After the conversation, the Prior drew up charges against Fr John Goodwin, his curate, and accused him before the bishop that very many sick people had died without the sacraments because of his negligence. When Fr Goodwin heard about this, he at once summoned to himself the widow Harran, and Catherine Curran who had gone to St Patrick : Purgatory at the same time. He asked the widow why she had made accusations against him to the Rev Patrick Bellew, the relative of the bishop and Prior of Lough Derg. In very clever words she told the parish priest what she had said in confession and how the confessor there had granted her forgiveness. The priest asked her three times whether she had accused him of anything criminal. From this he knew that the seal of confession had been broken and so that he could proceed wisely he wanted to bring together proven and wise priests to ask them what he should do. All those who were brought together agreed to meet the bishop and tell him the name of the person who had broken the seal. Encouraged by these men, the parish priest denounced the Rev Mohan for breaking the seal of confession he heard from the woman. He accused also Patrick Bellew a relative of the bishop and Prior of Lough Derg and Edward Kernan, who was the chancellor.

This very serious case was brought to the bishop. His grace was concerned about the case against his relative and the other priests. We learnt in another letter how disturbed he was and the reason for his judgement. The judgement was delivered in a spirit of hatred and revenge. When he called the widow Harran and Catherine Curran, he at first terrified them with threats and heard from the widow what she had said to her confessor, and what he had afterwards revealed to the Prior without her permission. However, she said that she would not recognise the confessor again because she had a bad memory for faces. However, her travelling companion, Catherine Curran, who had gone to confession after the widow, knew the confessor and pointed him out in an episcopal court. It seemed that the matter was finished and that the bishop would condemn the defendants for breaking the seal of confession and would suspend them until he could examine the matter better. Nevertheless he pardoned them and accused John Goodwin of calumny and suspended him from all his priestly and pastoral offices for a year and said that the suspension would be forever if he didn't give expenses to all the judges and seek forgiveness on bended knees from them.

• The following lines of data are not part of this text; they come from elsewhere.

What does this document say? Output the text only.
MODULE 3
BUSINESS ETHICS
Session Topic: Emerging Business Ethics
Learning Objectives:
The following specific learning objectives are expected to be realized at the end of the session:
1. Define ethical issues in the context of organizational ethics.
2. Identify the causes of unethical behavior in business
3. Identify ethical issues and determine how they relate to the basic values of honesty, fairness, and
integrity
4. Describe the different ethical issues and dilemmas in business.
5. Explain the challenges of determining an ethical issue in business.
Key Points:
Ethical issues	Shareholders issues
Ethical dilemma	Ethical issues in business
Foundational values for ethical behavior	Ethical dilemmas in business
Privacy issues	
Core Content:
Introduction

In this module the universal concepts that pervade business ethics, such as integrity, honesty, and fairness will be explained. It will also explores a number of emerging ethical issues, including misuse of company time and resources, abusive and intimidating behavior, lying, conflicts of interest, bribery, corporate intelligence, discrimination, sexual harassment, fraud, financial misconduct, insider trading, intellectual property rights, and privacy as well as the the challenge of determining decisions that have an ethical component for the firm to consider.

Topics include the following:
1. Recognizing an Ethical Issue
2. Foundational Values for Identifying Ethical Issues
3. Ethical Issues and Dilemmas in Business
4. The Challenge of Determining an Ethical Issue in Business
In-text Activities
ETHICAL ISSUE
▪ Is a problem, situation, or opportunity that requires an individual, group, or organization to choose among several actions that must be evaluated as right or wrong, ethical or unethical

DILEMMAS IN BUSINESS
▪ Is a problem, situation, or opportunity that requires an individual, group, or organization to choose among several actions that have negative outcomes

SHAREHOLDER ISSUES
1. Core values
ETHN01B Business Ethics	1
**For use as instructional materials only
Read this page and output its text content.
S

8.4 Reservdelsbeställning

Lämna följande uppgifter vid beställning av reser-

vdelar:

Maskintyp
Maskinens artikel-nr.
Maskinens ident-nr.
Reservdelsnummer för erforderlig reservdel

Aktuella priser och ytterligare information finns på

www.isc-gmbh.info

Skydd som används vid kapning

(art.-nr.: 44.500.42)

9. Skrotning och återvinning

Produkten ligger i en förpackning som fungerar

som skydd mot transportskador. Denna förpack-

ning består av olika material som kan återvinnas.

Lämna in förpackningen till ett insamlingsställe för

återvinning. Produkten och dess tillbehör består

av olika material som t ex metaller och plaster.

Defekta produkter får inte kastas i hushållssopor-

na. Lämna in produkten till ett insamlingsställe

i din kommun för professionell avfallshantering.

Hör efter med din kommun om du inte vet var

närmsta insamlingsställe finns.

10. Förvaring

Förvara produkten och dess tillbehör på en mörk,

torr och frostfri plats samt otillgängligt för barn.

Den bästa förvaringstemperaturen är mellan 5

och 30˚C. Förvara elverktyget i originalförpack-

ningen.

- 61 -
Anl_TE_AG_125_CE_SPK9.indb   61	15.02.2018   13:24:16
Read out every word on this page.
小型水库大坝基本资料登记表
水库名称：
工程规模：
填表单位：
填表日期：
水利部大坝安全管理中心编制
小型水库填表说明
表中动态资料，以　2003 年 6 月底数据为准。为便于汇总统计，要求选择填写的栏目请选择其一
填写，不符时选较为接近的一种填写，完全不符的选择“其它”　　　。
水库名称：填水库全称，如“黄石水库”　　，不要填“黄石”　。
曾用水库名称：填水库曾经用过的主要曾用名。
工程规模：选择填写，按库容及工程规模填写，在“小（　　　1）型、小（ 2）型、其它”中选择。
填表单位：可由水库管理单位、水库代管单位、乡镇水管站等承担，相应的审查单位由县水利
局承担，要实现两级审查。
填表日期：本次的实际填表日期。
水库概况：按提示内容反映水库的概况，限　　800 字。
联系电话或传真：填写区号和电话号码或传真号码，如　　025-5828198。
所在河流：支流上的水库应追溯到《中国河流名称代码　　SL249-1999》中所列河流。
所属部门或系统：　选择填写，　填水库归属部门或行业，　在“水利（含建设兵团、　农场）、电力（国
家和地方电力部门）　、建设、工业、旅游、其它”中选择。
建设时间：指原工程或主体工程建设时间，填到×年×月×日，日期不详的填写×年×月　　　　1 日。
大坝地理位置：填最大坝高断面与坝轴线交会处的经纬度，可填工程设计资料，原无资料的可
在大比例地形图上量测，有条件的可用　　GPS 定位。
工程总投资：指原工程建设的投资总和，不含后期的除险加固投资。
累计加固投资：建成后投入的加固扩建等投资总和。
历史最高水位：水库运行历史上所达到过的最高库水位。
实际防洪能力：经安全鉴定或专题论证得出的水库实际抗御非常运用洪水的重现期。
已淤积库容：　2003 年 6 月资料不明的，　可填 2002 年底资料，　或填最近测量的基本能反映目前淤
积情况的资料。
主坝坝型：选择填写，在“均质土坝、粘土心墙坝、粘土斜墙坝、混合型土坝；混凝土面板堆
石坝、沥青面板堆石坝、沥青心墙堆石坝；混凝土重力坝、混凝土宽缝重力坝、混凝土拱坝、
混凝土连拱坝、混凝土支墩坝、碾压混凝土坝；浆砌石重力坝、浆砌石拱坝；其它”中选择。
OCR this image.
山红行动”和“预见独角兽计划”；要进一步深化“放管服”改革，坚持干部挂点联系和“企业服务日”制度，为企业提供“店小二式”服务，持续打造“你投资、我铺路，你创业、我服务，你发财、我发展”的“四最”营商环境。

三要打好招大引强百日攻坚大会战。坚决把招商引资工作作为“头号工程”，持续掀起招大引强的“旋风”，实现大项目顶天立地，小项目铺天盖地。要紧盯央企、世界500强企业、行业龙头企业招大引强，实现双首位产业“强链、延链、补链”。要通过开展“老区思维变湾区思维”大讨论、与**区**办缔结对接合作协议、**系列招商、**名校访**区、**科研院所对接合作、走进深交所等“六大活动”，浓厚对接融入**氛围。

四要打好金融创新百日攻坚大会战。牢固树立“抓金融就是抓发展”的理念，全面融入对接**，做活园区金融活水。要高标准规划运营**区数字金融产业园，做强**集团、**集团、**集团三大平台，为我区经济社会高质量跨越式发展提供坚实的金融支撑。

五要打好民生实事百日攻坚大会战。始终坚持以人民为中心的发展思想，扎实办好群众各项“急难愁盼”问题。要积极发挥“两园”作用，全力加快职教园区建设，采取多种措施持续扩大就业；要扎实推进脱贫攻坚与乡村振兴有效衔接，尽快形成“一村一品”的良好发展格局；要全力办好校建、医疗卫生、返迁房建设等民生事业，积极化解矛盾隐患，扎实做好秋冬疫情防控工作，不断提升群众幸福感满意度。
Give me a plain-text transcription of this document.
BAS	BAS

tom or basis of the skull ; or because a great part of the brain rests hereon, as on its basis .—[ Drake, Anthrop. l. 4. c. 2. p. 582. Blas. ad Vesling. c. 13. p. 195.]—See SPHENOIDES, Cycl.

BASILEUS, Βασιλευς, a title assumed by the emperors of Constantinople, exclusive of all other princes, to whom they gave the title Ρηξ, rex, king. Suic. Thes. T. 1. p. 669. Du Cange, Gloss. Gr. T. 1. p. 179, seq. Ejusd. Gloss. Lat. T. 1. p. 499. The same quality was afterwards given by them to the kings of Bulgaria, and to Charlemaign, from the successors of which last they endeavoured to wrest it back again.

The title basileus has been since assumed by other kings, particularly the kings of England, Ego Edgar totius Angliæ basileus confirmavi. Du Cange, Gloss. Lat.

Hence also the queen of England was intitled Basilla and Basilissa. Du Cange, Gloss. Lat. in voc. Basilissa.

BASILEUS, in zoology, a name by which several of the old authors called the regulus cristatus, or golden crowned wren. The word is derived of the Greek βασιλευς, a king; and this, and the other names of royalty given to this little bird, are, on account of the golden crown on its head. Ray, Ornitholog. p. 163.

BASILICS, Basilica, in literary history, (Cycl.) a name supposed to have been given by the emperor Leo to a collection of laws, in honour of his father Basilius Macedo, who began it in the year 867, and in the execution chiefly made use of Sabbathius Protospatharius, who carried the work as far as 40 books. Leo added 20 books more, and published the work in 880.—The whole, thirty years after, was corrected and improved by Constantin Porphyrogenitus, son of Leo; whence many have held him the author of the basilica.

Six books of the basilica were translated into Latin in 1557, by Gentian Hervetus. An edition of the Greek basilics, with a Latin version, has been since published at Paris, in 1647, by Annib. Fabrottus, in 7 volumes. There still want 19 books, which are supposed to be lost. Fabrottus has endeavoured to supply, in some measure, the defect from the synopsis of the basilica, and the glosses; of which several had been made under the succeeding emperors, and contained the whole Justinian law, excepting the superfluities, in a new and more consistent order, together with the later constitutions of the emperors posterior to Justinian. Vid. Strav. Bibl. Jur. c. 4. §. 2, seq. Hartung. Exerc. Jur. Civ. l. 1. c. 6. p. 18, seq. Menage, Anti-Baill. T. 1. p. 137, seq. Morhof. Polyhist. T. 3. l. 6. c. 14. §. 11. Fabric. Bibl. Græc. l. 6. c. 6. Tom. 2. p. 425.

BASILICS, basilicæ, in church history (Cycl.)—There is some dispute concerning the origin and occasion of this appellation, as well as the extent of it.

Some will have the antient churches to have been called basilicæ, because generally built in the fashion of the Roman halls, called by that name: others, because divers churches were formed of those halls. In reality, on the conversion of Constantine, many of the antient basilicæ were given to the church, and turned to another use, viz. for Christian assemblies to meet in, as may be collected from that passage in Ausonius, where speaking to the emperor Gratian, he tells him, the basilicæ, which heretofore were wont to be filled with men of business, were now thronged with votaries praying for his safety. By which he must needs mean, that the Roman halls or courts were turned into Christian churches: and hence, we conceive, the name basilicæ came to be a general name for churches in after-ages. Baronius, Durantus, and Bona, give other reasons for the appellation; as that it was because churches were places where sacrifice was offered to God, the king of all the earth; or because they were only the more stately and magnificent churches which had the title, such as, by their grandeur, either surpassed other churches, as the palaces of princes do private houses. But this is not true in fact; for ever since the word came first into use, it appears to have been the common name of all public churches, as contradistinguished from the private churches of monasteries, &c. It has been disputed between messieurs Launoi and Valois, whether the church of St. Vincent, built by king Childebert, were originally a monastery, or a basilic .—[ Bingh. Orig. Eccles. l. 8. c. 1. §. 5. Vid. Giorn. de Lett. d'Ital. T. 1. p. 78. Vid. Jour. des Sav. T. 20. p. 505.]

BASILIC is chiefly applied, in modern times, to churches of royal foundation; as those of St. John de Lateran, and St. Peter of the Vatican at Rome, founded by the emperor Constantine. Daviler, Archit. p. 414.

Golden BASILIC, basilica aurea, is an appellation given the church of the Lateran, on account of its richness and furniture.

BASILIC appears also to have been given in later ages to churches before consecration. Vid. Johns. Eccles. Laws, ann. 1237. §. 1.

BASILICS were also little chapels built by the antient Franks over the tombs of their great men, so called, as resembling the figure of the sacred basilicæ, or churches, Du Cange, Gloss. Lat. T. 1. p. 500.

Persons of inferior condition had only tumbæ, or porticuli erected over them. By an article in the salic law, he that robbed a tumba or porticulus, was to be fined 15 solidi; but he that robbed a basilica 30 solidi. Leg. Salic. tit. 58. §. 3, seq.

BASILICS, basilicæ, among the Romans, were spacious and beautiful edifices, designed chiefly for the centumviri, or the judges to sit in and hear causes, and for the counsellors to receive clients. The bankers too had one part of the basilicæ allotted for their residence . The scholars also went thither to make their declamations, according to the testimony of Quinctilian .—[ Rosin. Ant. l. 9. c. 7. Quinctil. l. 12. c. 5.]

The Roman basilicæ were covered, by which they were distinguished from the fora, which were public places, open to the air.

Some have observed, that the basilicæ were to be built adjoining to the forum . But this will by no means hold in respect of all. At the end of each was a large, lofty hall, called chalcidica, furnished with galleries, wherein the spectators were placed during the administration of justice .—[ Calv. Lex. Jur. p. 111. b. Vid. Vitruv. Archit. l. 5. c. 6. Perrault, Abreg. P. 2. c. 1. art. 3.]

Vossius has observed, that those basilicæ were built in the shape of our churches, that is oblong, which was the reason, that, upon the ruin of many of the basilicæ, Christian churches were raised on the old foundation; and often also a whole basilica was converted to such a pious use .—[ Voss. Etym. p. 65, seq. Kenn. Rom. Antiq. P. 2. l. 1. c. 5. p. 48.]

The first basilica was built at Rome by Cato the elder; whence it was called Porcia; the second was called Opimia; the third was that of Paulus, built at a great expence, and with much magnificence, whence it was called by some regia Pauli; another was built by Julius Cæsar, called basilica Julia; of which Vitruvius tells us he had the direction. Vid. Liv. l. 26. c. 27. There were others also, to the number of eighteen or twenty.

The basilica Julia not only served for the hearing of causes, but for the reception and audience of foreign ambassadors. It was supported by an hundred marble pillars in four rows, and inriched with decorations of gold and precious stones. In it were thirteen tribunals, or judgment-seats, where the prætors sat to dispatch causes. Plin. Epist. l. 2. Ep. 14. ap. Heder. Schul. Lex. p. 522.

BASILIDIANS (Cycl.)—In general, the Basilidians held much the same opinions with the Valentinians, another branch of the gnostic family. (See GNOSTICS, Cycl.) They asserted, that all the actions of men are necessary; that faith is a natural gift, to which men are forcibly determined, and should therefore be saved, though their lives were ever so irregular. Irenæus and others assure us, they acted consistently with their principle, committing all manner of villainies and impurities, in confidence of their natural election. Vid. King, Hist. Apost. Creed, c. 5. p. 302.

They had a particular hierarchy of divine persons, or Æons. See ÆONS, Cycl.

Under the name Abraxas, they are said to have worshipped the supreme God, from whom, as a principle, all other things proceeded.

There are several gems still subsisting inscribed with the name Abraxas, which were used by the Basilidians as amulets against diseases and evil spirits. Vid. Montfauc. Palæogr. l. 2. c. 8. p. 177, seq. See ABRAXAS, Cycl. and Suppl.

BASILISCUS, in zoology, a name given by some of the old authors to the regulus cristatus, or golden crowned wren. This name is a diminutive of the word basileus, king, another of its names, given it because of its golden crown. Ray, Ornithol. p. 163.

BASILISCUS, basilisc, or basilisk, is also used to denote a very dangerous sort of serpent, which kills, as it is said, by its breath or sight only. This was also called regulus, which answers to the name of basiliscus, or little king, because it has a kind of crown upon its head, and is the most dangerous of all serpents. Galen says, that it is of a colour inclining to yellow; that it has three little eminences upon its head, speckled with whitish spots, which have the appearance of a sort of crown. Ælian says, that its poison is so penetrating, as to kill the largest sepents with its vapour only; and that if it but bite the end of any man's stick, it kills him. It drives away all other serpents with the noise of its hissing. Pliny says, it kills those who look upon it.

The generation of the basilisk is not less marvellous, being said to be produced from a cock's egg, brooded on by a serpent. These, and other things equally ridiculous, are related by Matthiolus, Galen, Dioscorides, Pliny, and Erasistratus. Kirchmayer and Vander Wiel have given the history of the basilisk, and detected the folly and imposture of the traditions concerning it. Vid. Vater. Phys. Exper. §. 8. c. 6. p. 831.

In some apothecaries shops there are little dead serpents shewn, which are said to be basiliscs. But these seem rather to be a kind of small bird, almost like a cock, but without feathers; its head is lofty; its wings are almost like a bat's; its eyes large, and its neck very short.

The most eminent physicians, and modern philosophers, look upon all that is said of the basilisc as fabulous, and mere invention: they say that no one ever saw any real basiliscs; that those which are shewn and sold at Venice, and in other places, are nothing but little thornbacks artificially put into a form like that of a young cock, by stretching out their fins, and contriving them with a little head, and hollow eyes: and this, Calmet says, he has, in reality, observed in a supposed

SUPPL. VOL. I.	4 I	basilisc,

From this sentence, John Goodwin appealed to the Archbishop of Armagh and the Primate of all Ireland. He, who had known the bishop for a long time, had previously tried to remove the scandals from that diocese and refused to accept the appeal saying, "I do not wish to get involved in your affairs in the diocese. I want nothing to do with it. You must approach our guide and lord who is inspired by God, by going to the Roman Curia. This is the only safe way."

This was done and he is appealing to the Holy See and has received a rescript dated 15 December 1804. The case was handed over to the Archbishop of Armagh and he was given power to deal with it. Therefore the case is about the sentence of suspension which the bishop of Clogher laid upon the Rev John Goodwin, PP of Clones.

There was also another case to be seen about the Rev Maginn which we have learned was null and void."